Well you need to see the related question http://astronomy.stackexchange.com/questions/10106/brown-dwarfs-and-planets , because the answer to your question depends on how you define a planet.

If you demand that a "planet" has a rocky core then it seems very unlikely that a planet could form in isolation away from a parent star. The parent star is needed in order to differentiate the rocky material from the gas and allow it to condense.

On the other hand, if you wish to define a planet as simply an object below a certain mass (say the deuterium burning threshold at 13 Jupiter masses) then it seems very likely that such an object *could* form in isolation. They would be entirely gaseous, but there would be little to distinguish them from brown dwarfs at only slightly higher masses.

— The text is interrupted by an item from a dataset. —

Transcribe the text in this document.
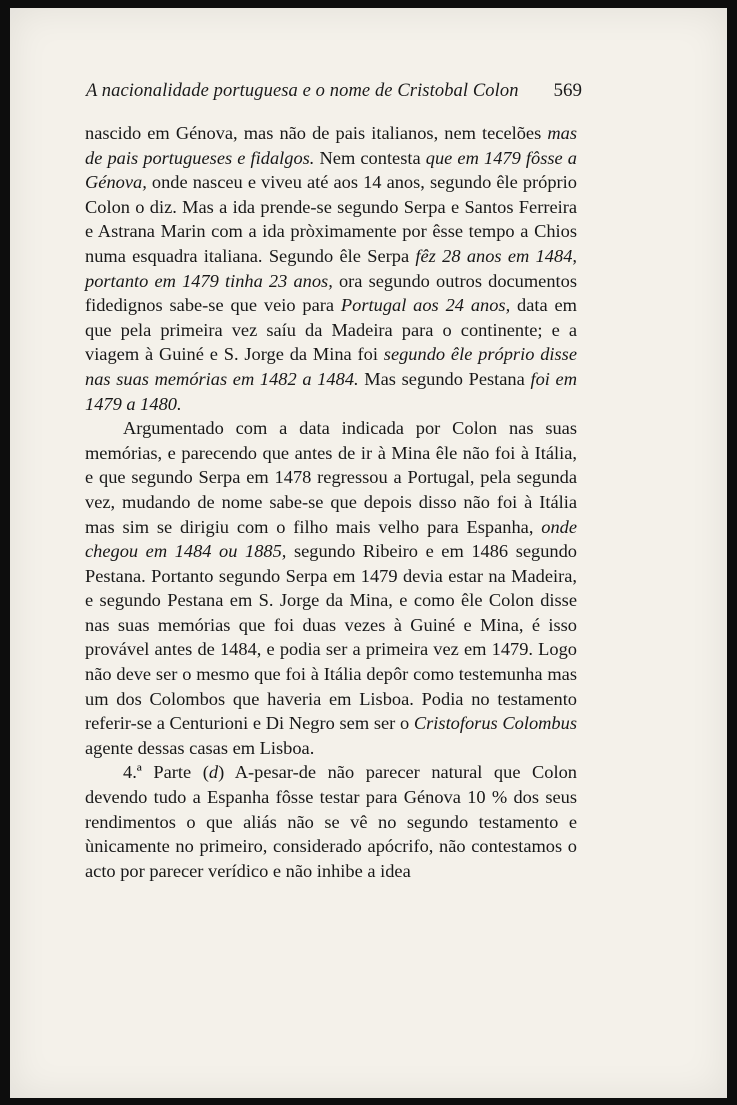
A nacionalidade portuguesa e o nome de Cristobal Colon 569

nascido em Génova, mas não de pais italianos, nem tecelões mas de pais portugueses e fidalgos. Nem contesta que em 1479 fôsse a Génova, onde nasceu e viveu até aos 14 anos, segundo êle próprio Colon o diz. Mas a ida prende-se segundo Serpa e Santos Ferreira e Astrana Marin com a ida pròximamente por êsse tempo a Chios numa esquadra italiana. Segundo êle Serpa fêz 28 anos em 1484, portanto em 1479 tinha 23 anos, ora segundo outros documentos fidedignos sabe-se que veio para Portugal aos 24 anos, data em que pela primeira vez saíu da Madeira para o continente; e a viagem à Guiné e S. Jorge da Mina foi segundo êle próprio disse nas suas memórias em 1482 a 1484. Mas segundo Pestana foi em 1479 a 1480.

Argumentado com a data indicada por Colon nas suas memórias, e parecendo que antes de ir à Mina êle não foi à Itália, e que segundo Serpa em 1478 regressou a Portugal, pela segunda vez, mudando de nome sabe-se que depois disso não foi à Itália mas sim se dirigiu com o filho mais velho para Espanha, onde chegou em 1484 ou 1885, segundo Ribeiro e em 1486 segundo Pestana. Portanto segundo Serpa em 1479 devia estar na Madeira, e segundo Pestana em S. Jorge da Mina, e como êle Colon disse nas suas memórias que foi duas vezes à Guiné e Mina, é isso provável antes de 1484, e podia ser a primeira vez em 1479. Logo não deve ser o mesmo que foi à Itália depôr como testemunha mas um dos Colombos que haveria em Lisboa. Podia no testamento referir-se a Centurioni e Di Negro sem ser o Cristoforus Colombus agente dessas casas em Lisboa.

4.ª Parte (d) A-pesar-de não parecer natural que Colon devendo tudo a Espanha fôsse testar para Génova 10 % dos seus rendimentos o que aliás não se vê no segundo testamento e ùnicamente no primeiro, considerado apócrifo, não contestamos o acto por parecer verídico e não inhibe a idea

At present there are plenty of candidate "free-floating planetary mass" objects. 
For example see [Joergens et al. (2014)][1]; [Liu et al. (2013)][2]; [Zapatero-Osorio et al. (2000)][3]. Unless we have our understanding of the physics completely wrong, then it is likely that at least some of these are lower than 13 Jupiter masses. However, their origin remains unclear. It is *possible* they could all have formed around stars and then subsequently been ejected, but the presence of significant numbers of these objects in young star forming regions and the *lack* of $\sim$10 Jupiter-mass objects orbiting stars, suggests that there is an alternative formation scenario that can produce such objects in isolation.